An enterocele can also be present in patients who have a uterus and develop prolapse but is not as common. When this is the case, fatty tissue around the intestines descends into the pelvic cavity and forms a bulge between the cervix and the vagina.
Symptoms can include:
- A feeling of pelvic fullness, pressure or pain. The discomfort is often worse at the end of the day or with heavy lifting.
- Low back pain that improves when lying down
- A soft bulge of tissue in the vagina that increases in size with standing or with activity, and decreases in size when lying down.
- Vaginal discomfort and painful intercourse (dyspareunia)
The main factors that contribute to the development of an enterocele are:
- Prior hysterectomy. If the uterus was removed in the past and prolapse develops, an enterocele will be present.
- Hereditary factors. Some women are genetically predisposed to having weaker connective tissues and may be more likely to experience enterocele.
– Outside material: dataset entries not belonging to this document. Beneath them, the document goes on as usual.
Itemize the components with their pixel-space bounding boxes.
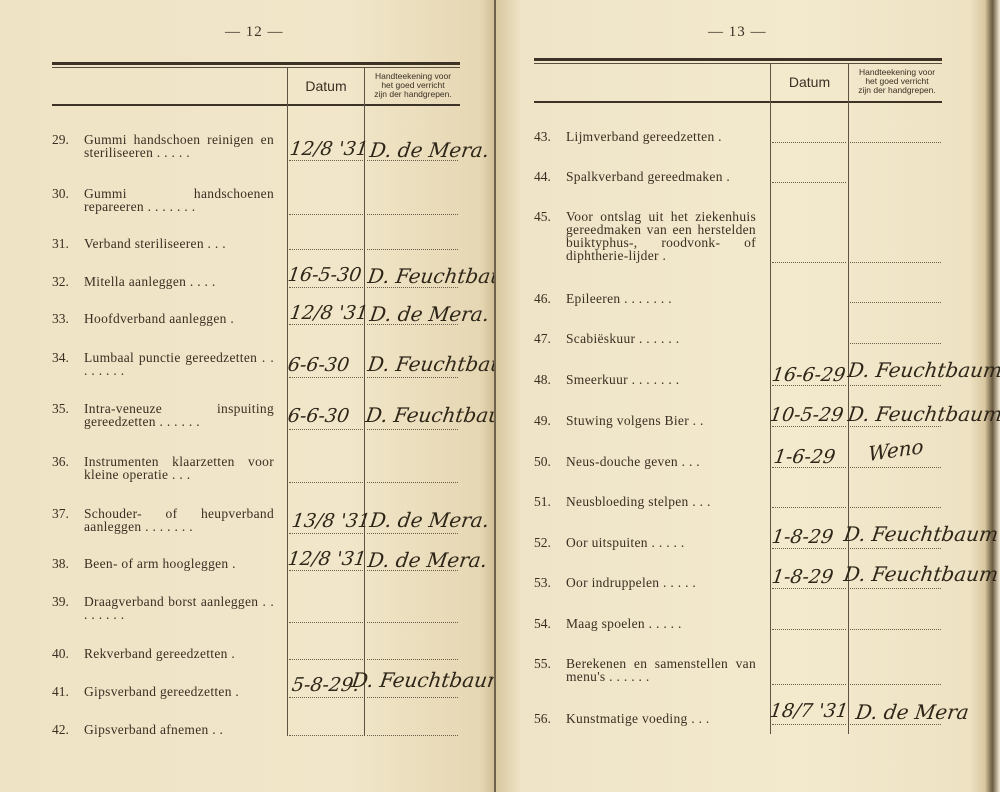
date-field-line [289,659,363,660]
header-rule-top [534,58,942,61]
date-field-line [289,287,363,288]
date-entry: 1-6-29 [772,446,836,468]
signature-column-divider [848,64,849,734]
date-entry: 1-8-29 [770,566,834,588]
column-header-datum: Datum [288,78,364,94]
signature-field-line [850,548,941,549]
item-number: 46. [534,292,564,305]
page-number: — 12 — [225,24,284,41]
item-text: Draagverband borst aanleggen . . . . . .… [84,595,274,621]
item-text: Gummi handschoen reinigen en steriliseer… [84,133,274,159]
item-text: Gipsverband afnemen . . [84,723,274,736]
item-text: Scabiëskuur . . . . . . [566,332,756,345]
date-field-line [289,482,363,483]
date-entry: 18/7 '31 [768,700,849,722]
item-number: 43. [534,130,564,143]
item-number: 33. [52,312,82,325]
date-field-line [289,249,363,250]
signature-entry: Weno [868,434,923,466]
signature-entry: D. Feuchtbaum [350,668,508,692]
item-text: Mitella aanleggen . . . . [84,275,274,288]
date-field-line [289,697,363,698]
signature-field-line [367,697,458,698]
item-text: Lumbaal punctie gereedzetten . . . . . .… [84,351,274,377]
page-number: — 13 — [708,24,767,41]
signature-field-line [367,249,458,250]
signature-field-line [850,684,941,685]
signature-field-line [367,659,458,660]
header-rule-thin [534,63,942,64]
item-number: 32. [52,275,82,288]
item-text: Neusbloeding stelpen . . . [566,495,756,508]
item-text: Lijmverband gereedzetten . [566,130,756,143]
item-text: Instrumenten klaarzetten voor kleine ope… [84,455,274,481]
item-number: 47. [534,332,564,345]
item-number: 36. [52,455,82,468]
item-number: 39. [52,595,82,608]
right-page-13: — 13 — Datum Handteekening voor het goed… [496,0,1000,792]
date-field-line [289,429,363,430]
date-field-line [289,160,363,161]
item-text: Gummi handschoenen repareeren . . . . . … [84,187,274,213]
signature-header-line: zijn der handgrepen. [365,90,461,99]
item-number: 49. [534,414,564,427]
signature-field-line [367,735,458,736]
signature-entry: D. de Mera. [368,508,491,532]
item-text: Hoofdverband aanleggen . [84,312,274,325]
item-text: Neus-douche geven . . . [566,455,756,468]
signature-entry: D. de Mera [854,700,970,724]
signature-field-line [367,482,458,483]
date-entry: 12/8 '31 [288,138,369,160]
item-number: 52. [534,536,564,549]
signature-header-line: zijn der handgrepen. [849,86,945,95]
date-field-line [772,724,846,725]
item-number: 44. [534,170,564,183]
item-number: 56. [534,712,564,725]
date-field-line [289,533,363,534]
signature-field-line [850,467,941,468]
signature-field-line [850,629,941,630]
item-text: Rekverband gereedzetten . [84,647,274,660]
date-entry: 10-5-29 [768,404,844,426]
item-text: Intra-veneuze inspuiting gereedzetten . … [84,402,274,428]
header-rule-bottom [534,101,942,103]
date-field-line [772,142,846,143]
item-text: Smeerkuur . . . . . . . [566,373,756,386]
item-number: 53. [534,576,564,589]
date-field-line [772,182,846,183]
item-number: 55. [534,657,564,670]
date-entry: 6-6-30 [286,405,350,427]
item-number: 41. [52,685,82,698]
column-header-signature: Handteekening voor het goed verricht zij… [849,68,945,95]
item-number: 29. [52,133,82,146]
item-text: Schouder- of heupverband aanleggen . . .… [84,507,274,533]
signature-entry: D. Feuchtbaum [846,358,1000,382]
item-text: Berekenen en samenstellen van menu's . .… [566,657,756,683]
item-number: 45. [534,210,564,223]
date-field-line [772,548,846,549]
datum-column-divider [770,64,771,734]
item-number: 38. [52,557,82,570]
item-text: Maag spoelen . . . . . [566,617,756,630]
item-text: Spalkverband gereedmaken . [566,170,756,183]
signature-field-line [850,343,941,344]
item-number: 40. [52,647,82,660]
item-number: 34. [52,351,82,364]
item-number: 31. [52,237,82,250]
signature-entry: D. Feuchtbaum [842,562,1000,586]
date-field-line [289,214,363,215]
item-number: 54. [534,617,564,630]
item-text: Epileeren . . . . . . . [566,292,756,305]
left-page-12: — 12 — Datum Handteekening voor het goed… [0,0,496,792]
signature-field-line [850,724,941,725]
item-number: 51. [534,495,564,508]
item-text: Gipsverband gereedzetten . [84,685,274,698]
item-number: 50. [534,455,564,468]
signature-field-line [367,533,458,534]
signature-field-line [850,302,941,303]
date-entry: 1-8-29 [770,526,834,548]
column-header-signature: Handteekening voor het goed verricht zij… [365,72,461,99]
item-text: Oor indruppelen . . . . . [566,576,756,589]
item-text: Stuwing volgens Bier . . [566,414,756,427]
date-field-line [772,629,846,630]
date-field-line [772,588,846,589]
signature-field-line [367,377,458,378]
item-number: 37. [52,507,82,520]
date-field-line [772,426,846,427]
date-field-line [289,622,363,623]
signature-field-line [850,588,941,589]
item-number: 35. [52,402,82,415]
signature-field-line [850,262,941,263]
signature-field-line [367,622,458,623]
date-field-line [772,262,846,263]
date-field-line [772,684,846,685]
item-text: Oor uitspuiten . . . . . [566,536,756,549]
column-header-datum: Datum [771,74,848,90]
signature-column-divider [364,68,365,736]
date-field-line [289,324,363,325]
date-field-line [289,377,363,378]
date-entry: 16-5-30 [286,264,362,286]
signature-entry: D. Feuchtbaum [842,522,1000,546]
date-entry: 12/8 '31 [286,548,367,570]
signature-entry: D. de Mera. [368,302,491,326]
signature-field-line [850,142,941,143]
header-rule-top [52,62,460,65]
item-number: 48. [534,373,564,386]
date-entry: 6-6-30 [286,354,350,376]
item-text: Been- of arm hoogleggen . [84,557,274,570]
item-number: 30. [52,187,82,200]
datum-column-divider [287,68,288,736]
signature-entry: D. Feuchtbaum [846,402,1000,426]
item-number: 42. [52,723,82,736]
date-field-line [772,507,846,508]
header-rule-bottom [52,104,460,106]
item-text: Verband steriliseeren . . . [84,237,274,250]
signature-field-line [850,426,941,427]
signature-entry: D. de Mera. [366,548,489,572]
signature-field-line [850,507,941,508]
date-entry: 13/8 '31 [290,510,371,532]
signature-field-line [850,385,941,386]
date-field-line [289,735,363,736]
date-field-line [289,570,363,571]
date-entry: 16-6-29 [770,364,846,386]
item-text: Voor ontslag uit het ziekenhuis gereedma… [566,210,756,262]
item-text: Kunstmatige voeding . . . [566,712,756,725]
signature-entry: D. de Mera. [368,138,491,162]
signature-field-line [367,214,458,215]
signature-field-line [367,429,458,430]
date-entry: 12/8 '31 [288,302,369,324]
header-rule-thin [52,67,460,68]
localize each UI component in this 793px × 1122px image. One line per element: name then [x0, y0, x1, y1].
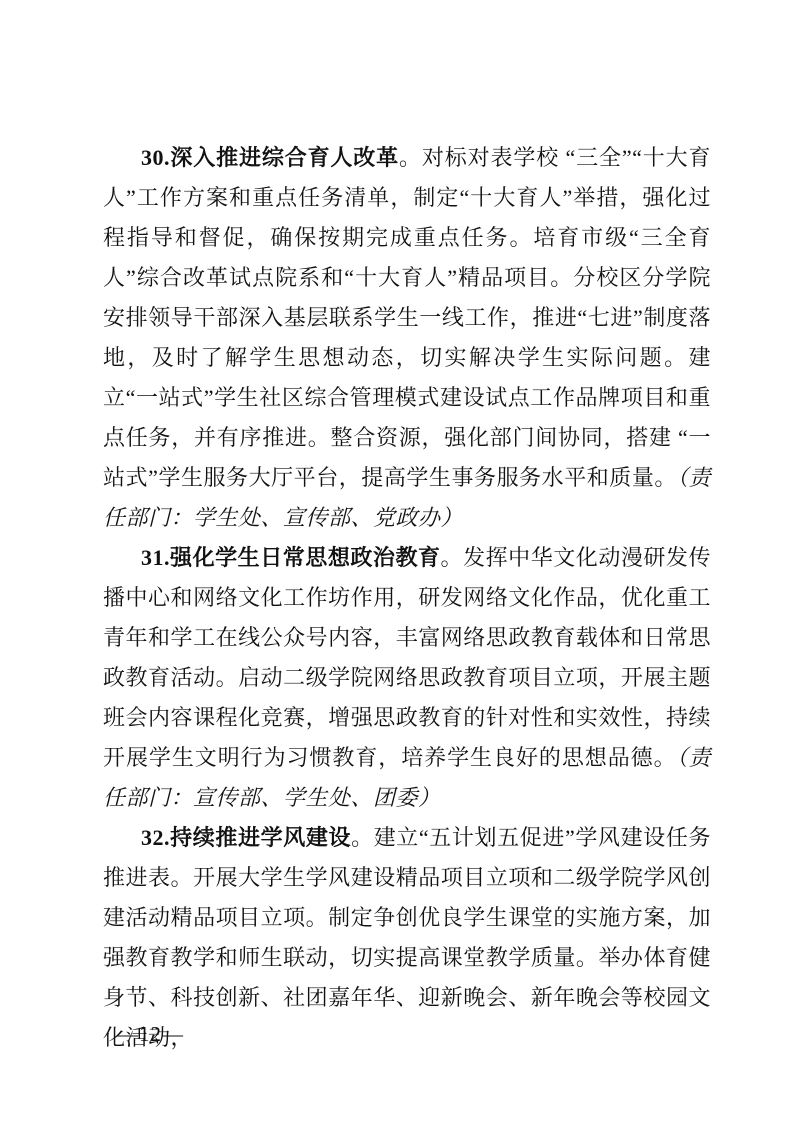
page-number: —12—: [117, 1019, 184, 1049]
paragraph-30-body: 对标对表学校 “三全”“十大育人”工作方案和重点任务清单，制定“十大育人”举措，…: [103, 145, 711, 490]
paragraph-30: 30.深入推进综合育人改革。对标对表学校 “三全”“十大育人”工作方案和重点任务…: [103, 138, 711, 538]
paragraph-30-separator: 。: [399, 145, 422, 170]
document-page: 30.深入推进综合育人改革。对标对表学校 “三全”“十大育人”工作方案和重点任务…: [0, 0, 793, 1122]
paragraph-30-heading: 30.深入推进综合育人改革: [141, 145, 399, 170]
document-body: 30.深入推进综合育人改革。对标对表学校 “三全”“十大育人”工作方案和重点任务…: [103, 138, 711, 1058]
paragraph-32-heading: 32.持续推进学风建设: [141, 825, 351, 850]
paragraph-32-separator: 。: [351, 825, 374, 850]
paragraph-31-heading: 31.强化学生日常思想政治教育: [141, 545, 441, 570]
paragraph-32: 32.持续推进学风建设。建立“五计划五促进”学风建设任务推进表。开展大学生学风建…: [103, 818, 711, 1058]
paragraph-32-body: 建立“五计划五促进”学风建设任务推进表。开展大学生学风建设精品项目立项和二级学院…: [103, 825, 711, 1050]
paragraph-31-body: 发挥中华文化动漫研发传播中心和网络文化工作坊作用，研发网络文化作品，优化重工青年…: [103, 545, 711, 770]
paragraph-31-separator: 。: [441, 545, 464, 570]
paragraph-31: 31.强化学生日常思想政治教育。发挥中华文化动漫研发传播中心和网络文化工作坊作用…: [103, 538, 711, 818]
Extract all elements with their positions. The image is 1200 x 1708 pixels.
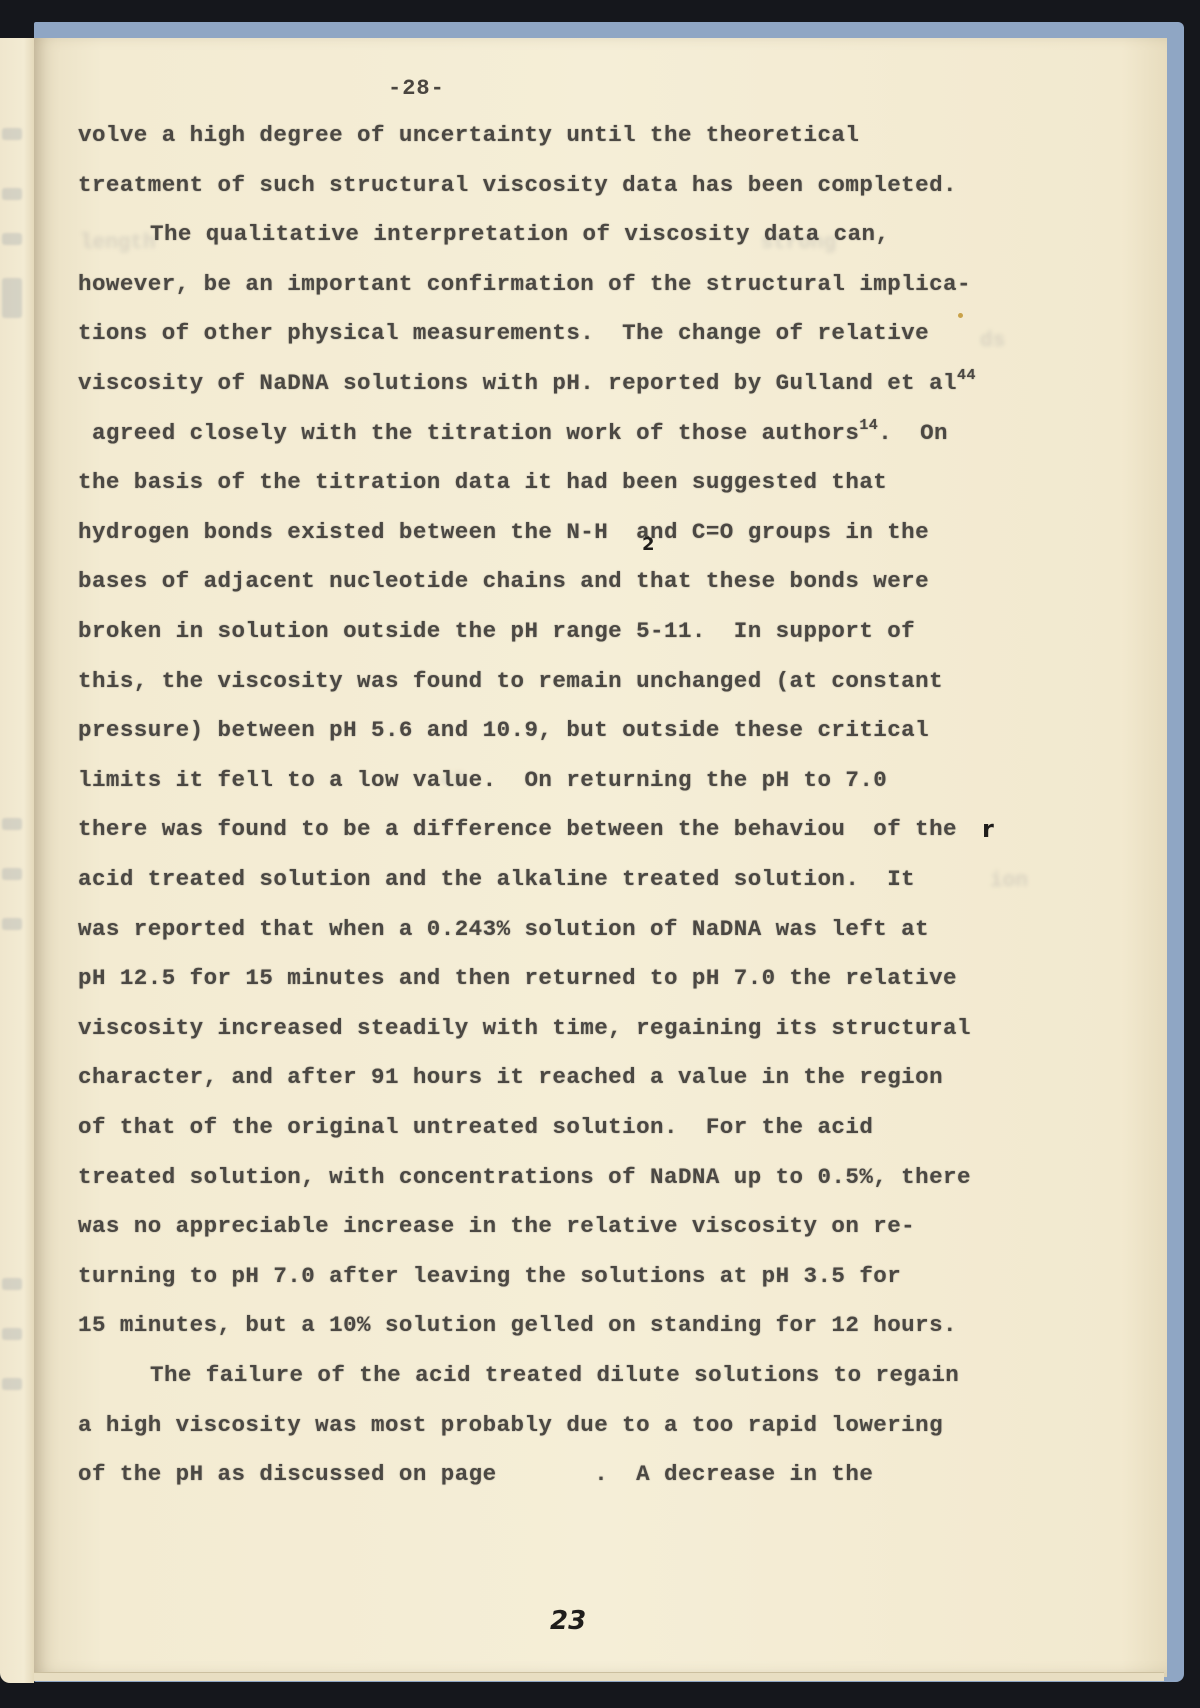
text-line: was no appreciable increase in the relat… — [78, 1213, 915, 1239]
text-line: character, and after 91 hours it reached… — [78, 1064, 943, 1090]
bleed-mark — [2, 188, 22, 200]
text-line: acid treated solution and the alkaline t… — [78, 866, 915, 892]
text-line: a high viscosity was most probably due t… — [78, 1412, 943, 1438]
bleed-mark — [2, 128, 22, 140]
show-through-text: ds — [980, 330, 1005, 353]
paper-stain — [958, 313, 963, 318]
page-number: -28- — [388, 76, 445, 101]
bleed-mark — [2, 233, 22, 245]
bleed-mark — [2, 918, 22, 930]
text-line: limits it fell to a low value. On return… — [78, 767, 887, 793]
text-line: there was found to be a difference betwe… — [78, 816, 957, 842]
text-line: agreed closely with the titration work o… — [78, 420, 948, 446]
text-line: treatment of such structural viscosity d… — [78, 172, 957, 198]
text-line: bases of adjacent nucleotide chains and … — [78, 568, 929, 594]
bleed-mark — [2, 278, 22, 318]
text-line: pH 12.5 for 15 minutes and then returned… — [78, 965, 957, 991]
text-line: was reported that when a 0.243% solution… — [78, 916, 929, 942]
text-line: 15 minutes, but a 10% solution gelled on… — [78, 1312, 957, 1338]
text-line: the basis of the titration data it had b… — [78, 469, 887, 495]
page-bottom-edge — [34, 1672, 1164, 1681]
handwritten-page-reference: 23 — [550, 1606, 586, 1636]
bleed-mark — [2, 818, 22, 830]
show-through-text: ion — [990, 870, 1028, 893]
text-line: viscosity increased steadily with time, … — [78, 1015, 971, 1041]
text-line: The qualitative interpretation of viscos… — [150, 221, 889, 247]
text-line: tions of other physical measurements. Th… — [78, 320, 929, 346]
bleed-mark — [2, 1328, 22, 1340]
text-line: turning to pH 7.0 after leaving the solu… — [78, 1263, 901, 1289]
bleed-mark — [2, 1378, 22, 1390]
handwritten-subscript: 2 — [642, 534, 655, 555]
text-line: however, be an important confirmation of… — [78, 271, 971, 297]
text-line: of that of the original untreated soluti… — [78, 1114, 873, 1140]
bleed-mark — [2, 868, 22, 880]
text-line: The failure of the acid treated dilute s… — [150, 1362, 959, 1388]
handwritten-correction: r — [982, 815, 994, 843]
reference-superscript: 44 — [957, 367, 976, 384]
text-line: viscosity of NaDNA solutions with pH. re… — [78, 370, 976, 396]
text-line: hydrogen bonds existed between the N-H a… — [78, 519, 929, 545]
text-line: treated solution, with concentrations of… — [78, 1164, 971, 1190]
text-line: of the pH as discussed on page . A decre… — [78, 1461, 873, 1487]
text-line: this, the viscosity was found to remain … — [78, 668, 943, 694]
previous-page-edge — [0, 38, 34, 1683]
text-line: volve a high degree of uncertainty until… — [78, 122, 859, 148]
reference-superscript: 14 — [859, 417, 878, 434]
text-line: pressure) between pH 5.6 and 10.9, but o… — [78, 717, 929, 743]
text-line: broken in solution outside the pH range … — [78, 618, 915, 644]
bleed-mark — [2, 1278, 22, 1290]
- Childbirth. Vaginal birth can stretch and weaken the supporting structures of the pelvic floor.
- Age. As supporting structures of the pelvic floor age, they weaken.
Early stage enterocele may not require treatment. Non-surgical options may help symptoms, but will not fix the prolapse (bulge). Symptoms of prolapse may improve with pelvic floor physical therapy. A pessary is typically used in women who are not candidates for surgery due to age or poor health. A pessary can limit intercourse and therefore may not be a good option for sexually active women who are able to tolerate surgery.
Surgery for enterocele is elective and is done to relieve symptoms. Surgery may be robotic or vaginal. There are several different surgical techniques to repair an enterocele based on the size of the enterocele and the presence of other prolapsed organs.